“If we leave it like this, it’s only a matter of time before we lose control.”
The cult leader looked down at him without expression.
On a white cot, Orta lay there.
Unconscious. All equipment had been removed.
The deputy leader spoke carefully.
“Disposal··· shall we proceed?”
Without taking his eyes off Orta, the cult leader answered in a low voice.
“I told you. This isn’t a failure.
If it can be used··· then even broken, we use it to the end.”
The cult leader flicked his fingers lightly.
*Tap.*
With that sound, a heavy iron door slowly opened.
Cult technicians in black robes appeared in silence.
On the cart they pushed, a new set of magitech lay neatly arranged.
Much larger than the previous one,
it was designed to be implanted directly into the body—like fitting on a prosthetic limb.
Its core was a translucent mana crystal.
A metal frame was built with meticulous precision around it,
and along the surface, control sigils were carved so finely they were almost invisible.
Red mana did not flow in any steady pattern.
Like living nerves, it flickered irregularly as it circulated through the device.
One of them—
the control collar to be mounted on Orta’s neck—was a forbidden-grade enchantment, carved with *Brainwashing.*
Faint letters, written in an ancient magical language, glimmered on its surface.
Erasure of will
Sealing of memory
Suppression of emotion
This wasn’t a simple command-injection device.

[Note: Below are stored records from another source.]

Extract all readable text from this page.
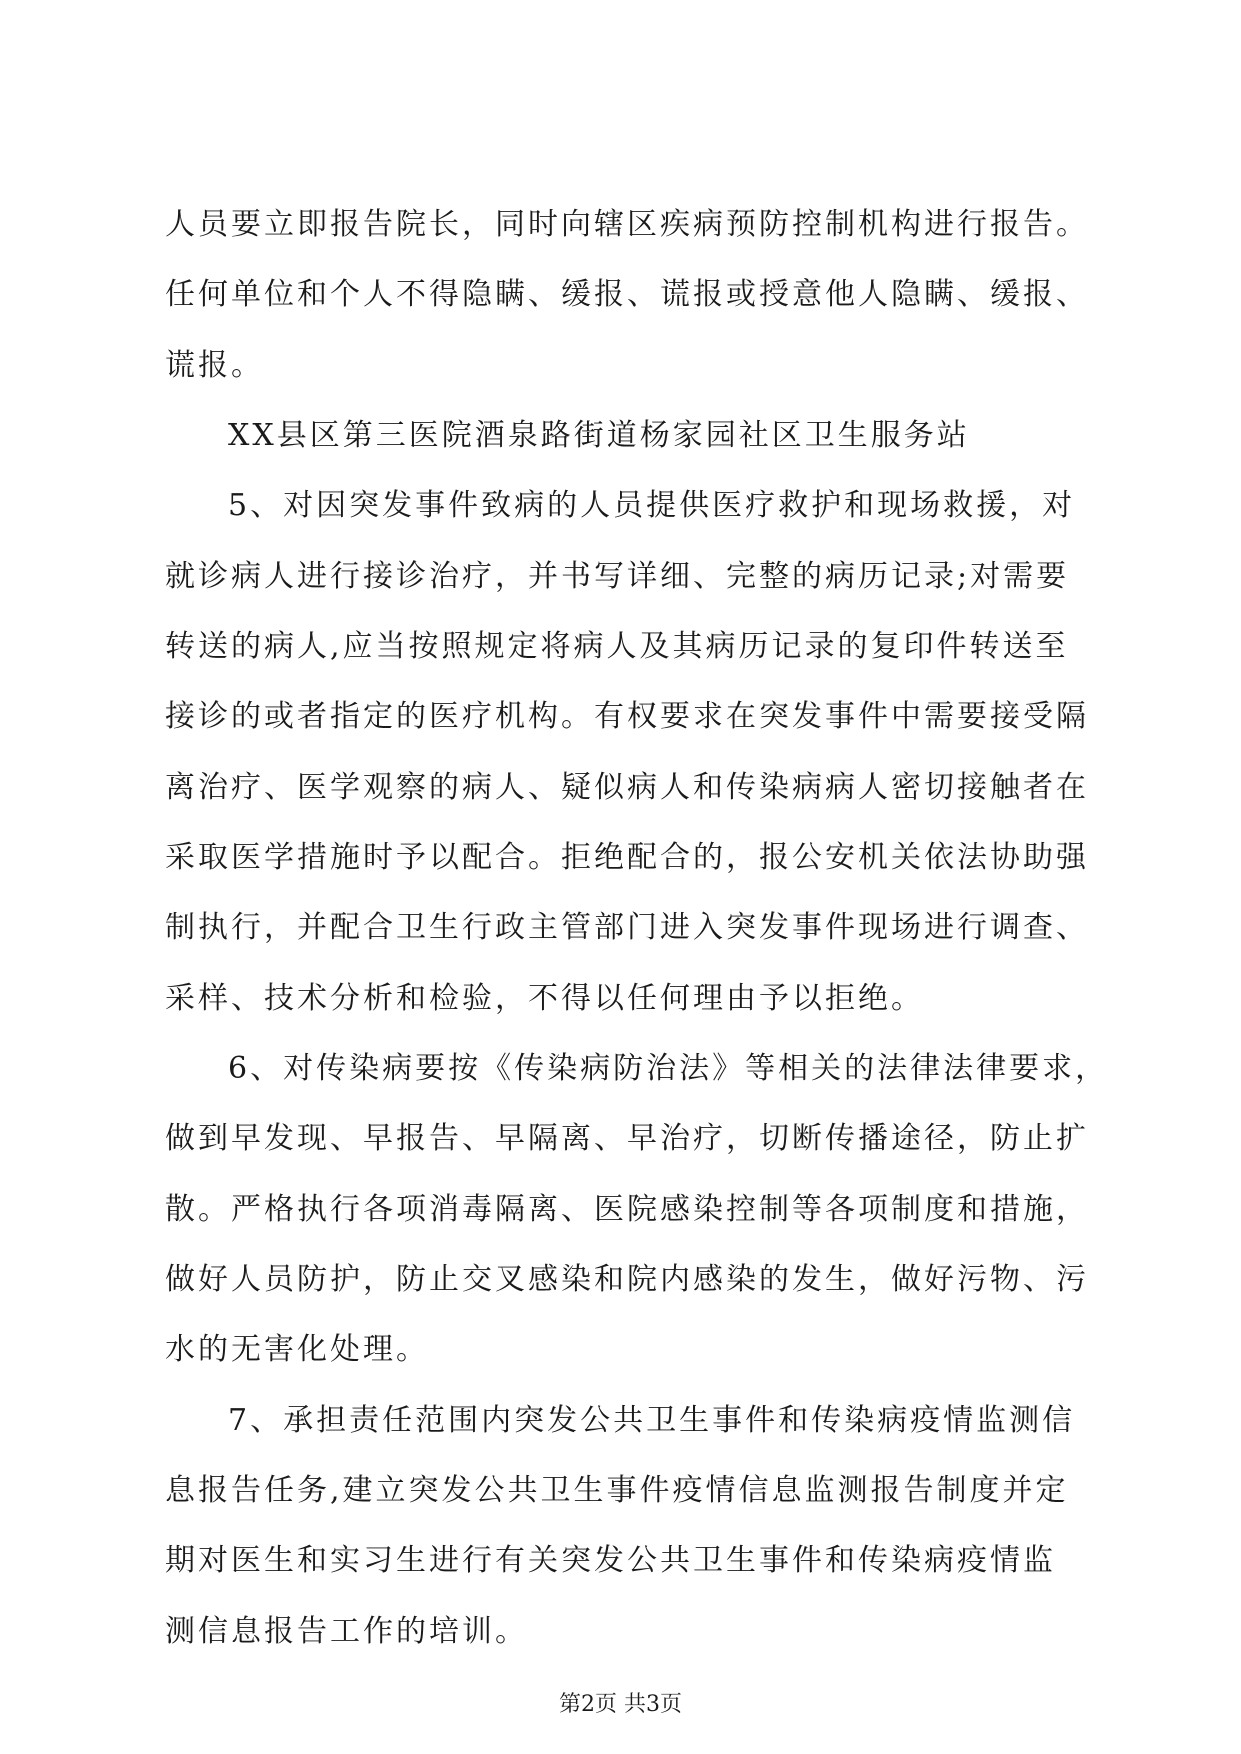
人员要立即报告院长，同时向辖区疾病预防控制机构进行报告。
任何单位和个人不得隐瞒、缓报、谎报或授意他人隐瞒、缓报、
谎报。
XX县区第三医院酒泉路街道杨家园社区卫生服务站
5、对因突发事件致病的人员提供医疗救护和现场救援，对
就诊病人进行接诊治疗，并书写详细、完整的病历记录;对需要
转送的病人,应当按照规定将病人及其病历记录的复印件转送至
接诊的或者指定的医疗机构。有权要求在突发事件中需要接受隔
离治疗、医学观察的病人、疑似病人和传染病病人密切接触者在
采取医学措施时予以配合。拒绝配合的，报公安机关依法协助强
制执行，并配合卫生行政主管部门进入突发事件现场进行调查、
采样、技术分析和检验，不得以任何理由予以拒绝。
6、对传染病要按《传染病防治法》等相关的法律法律要求，
做到早发现、早报告、早隔离、早治疗，切断传播途径，防止扩
散。严格执行各项消毒隔离、医院感染控制等各项制度和措施，
做好人员防护，防止交叉感染和院内感染的发生，做好污物、污
水的无害化处理。
7、承担责任范围内突发公共卫生事件和传染病疫情监测信
息报告任务,建立突发公共卫生事件疫情信息监测报告制度并定
期对医生和实习生进行有关突发公共卫生事件和传染病疫情监
测信息报告工作的培训。
第2页 共3页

It was a mechanism meant to erase a being from the root.
The deputy leader swallowed softly.
The cult leader spoke without wavering.
“From now on, this child will operate
without the inconvenient obstacle called ‘self.’”
A magic circle began to glow quietly.
Red sigils turned in slow rotation,
linking to the control collar at Orta’s neck.
When cold, smooth metal touched skin,
his breath trembled—ever so slightly.
He had no consciousness.
But somewhere deep inside his body, remnants of emotion remained,
rising like a rejection response.
In that moment,
the brainwashing spell began to inject itself deep within him.
*Wheeeing···*
The magic circle beneath the cot began to screech.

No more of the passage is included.